There are countless other successful house hackers out there with returns as good or even much better than I am getting. It really is a tried and true way to eliminate your largest expense and save $1,000 or more per month.
3. Rent Hack
This is a term that I made up, which may or may not stick. But many people cannot yet afford the down payment on that first property. So what do they do? They grab a box of Twinkies and continue watching season 9 of Friends (again).
But what if we thought outside of the box a little bit? What if you searched for a 3 to 4-bedroom apartment (or house) to lease and then found roommates to rent it by the room to?
Let’s take an example. Note that the numbers here are just for reference—they will be different depending on where in the country you live.
You are currently paying $800 to rent a studio apartment downtown. Instead of re-signing this lease, you decide to find a 3-bedroom apartment or house in a cheaper part of town. It’s $1,200 for the 3-bedroom place, which you sign the lease for. You then turn around and rent the other two rooms out to two other individuals for ~$700 each.
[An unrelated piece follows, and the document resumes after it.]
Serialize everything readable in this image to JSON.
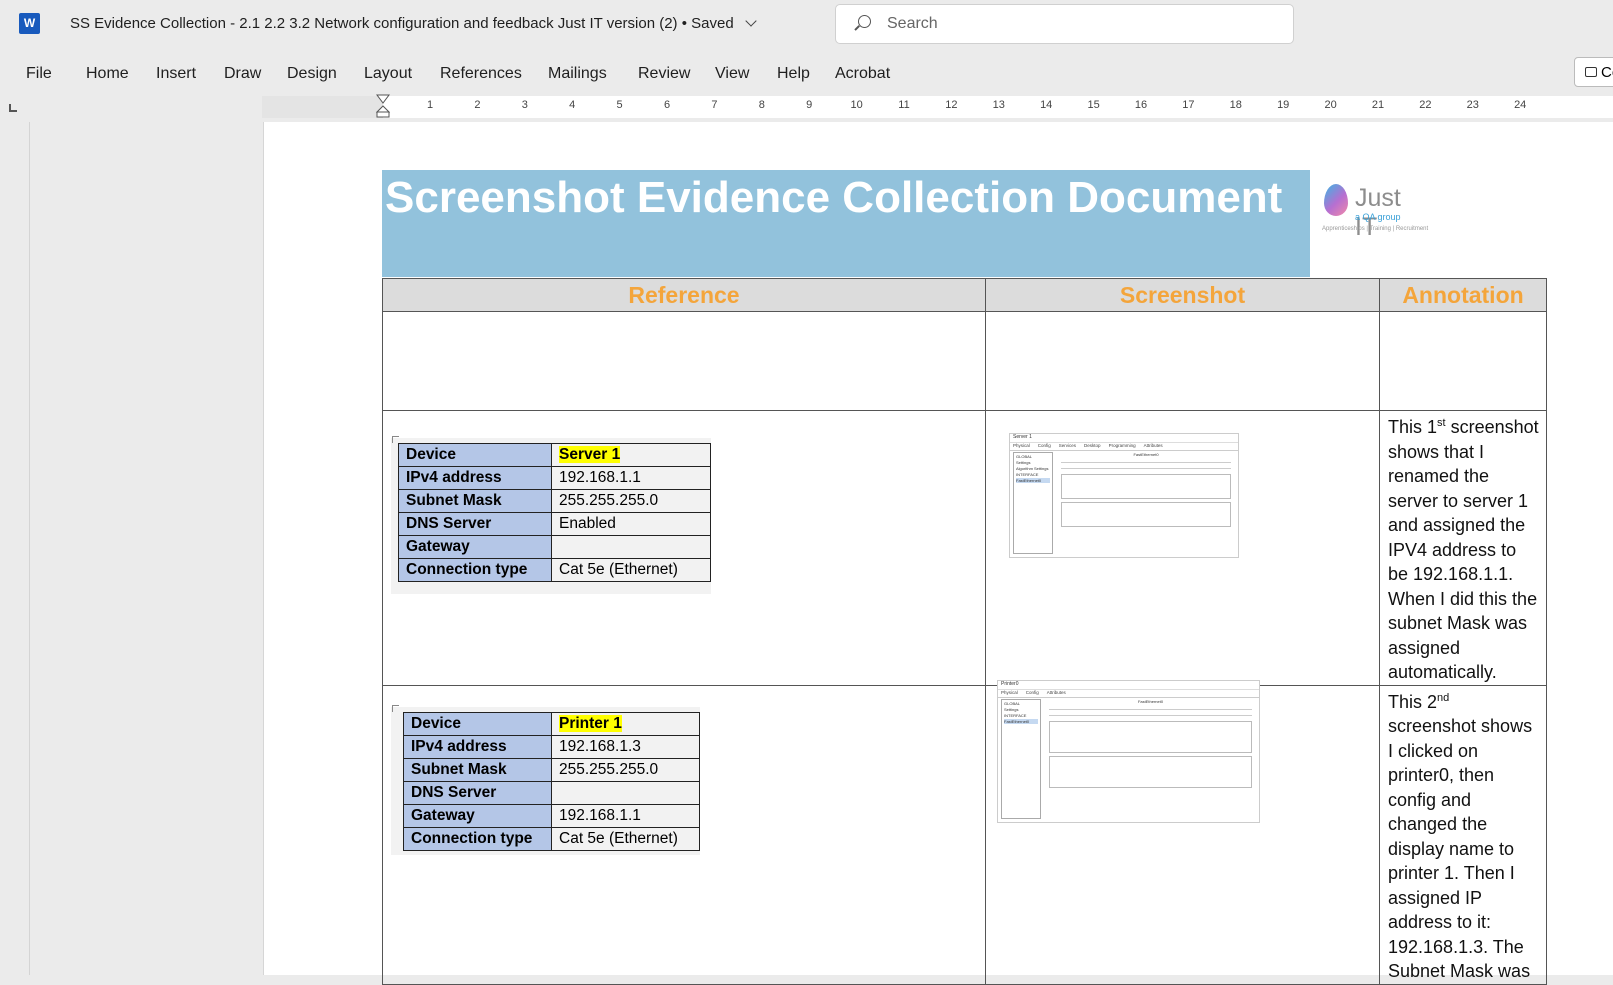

Now your roommates are paying $200 more to you than the rent payment, and you are getting paid to live!
Before you go do this, note that you MUST and I mean MUST tell your landlord that this is what you plan on doing. Be straight up. If you ask around to enough landlords, I’m sure you will get a yes. You may need to negotiate a little bit, perhaps give them higher rent or be a property manager for them, but either way, it’s well worth it!
4. Airbnb Arbitrage
Airbnb arbitrage is the cousin to the pre-house hack. I am doing this right now with my friend as we speak. He owns a condo that is in a great location. He rents the property out to me, and I turn around and put it on Airbnb.
I do all of the work in terms of scheduling the cleaning crew, talking with the guests, fixing small things, and making sure everything runs smoothly. He only does landlord duties, which entail communicating with the HOA and any large ticket items in the unit.
Every month, I pay him a monthly rent plus 10% of the net profit made from Airbnb. I keep the 90% from Airbnb. In the summer months, I make upwards of $1,000 to $2,000 extra, whereas in the winter months it is $300-$500.
Turo is the Airbnb for cars. So, if you are taking public transportation, riding your bike, or walking to work everyday, then this may be a great option for you. The idea here is that you let other people rent your car out for a couple of days to a couple of weeks.
Just like Uber and Lyft, there are requirements that allow you to place your car on the site. Cars must be no more than 12 years old and have less than 130,000 miles on them.
Related: 12 Reasons You’re Poor
I had my car on Turo for about 15 months. In the summer months, when you include penalties for mile overage, you could make well over $1,000—and in the winter, slightly less. However, after you factor in your gas savings and the health benefits of walking or biking to work, I’m sure you’ll realize at least $1,000 per month. Or pretty darn close.
There you have it. Five different ways that, in the past two years, I have found to save $1,000 or more per month. While there certainly was a lot of creativity involved in some of these ideas, they are replicable and almost anyone can do them.
It is a little more work, but what do you expect? To get $1,000 a month for nothing?! Almost all of these ideas (except Uber/Lyft) require work up front, but over time you can put systems in place such that you remove yourself from the business and simply realize the cash flow.
I hope that this article got your wheels spinning and that you can take some of the ideas and implement them into your own lives.
What clever ideas would you add to this list?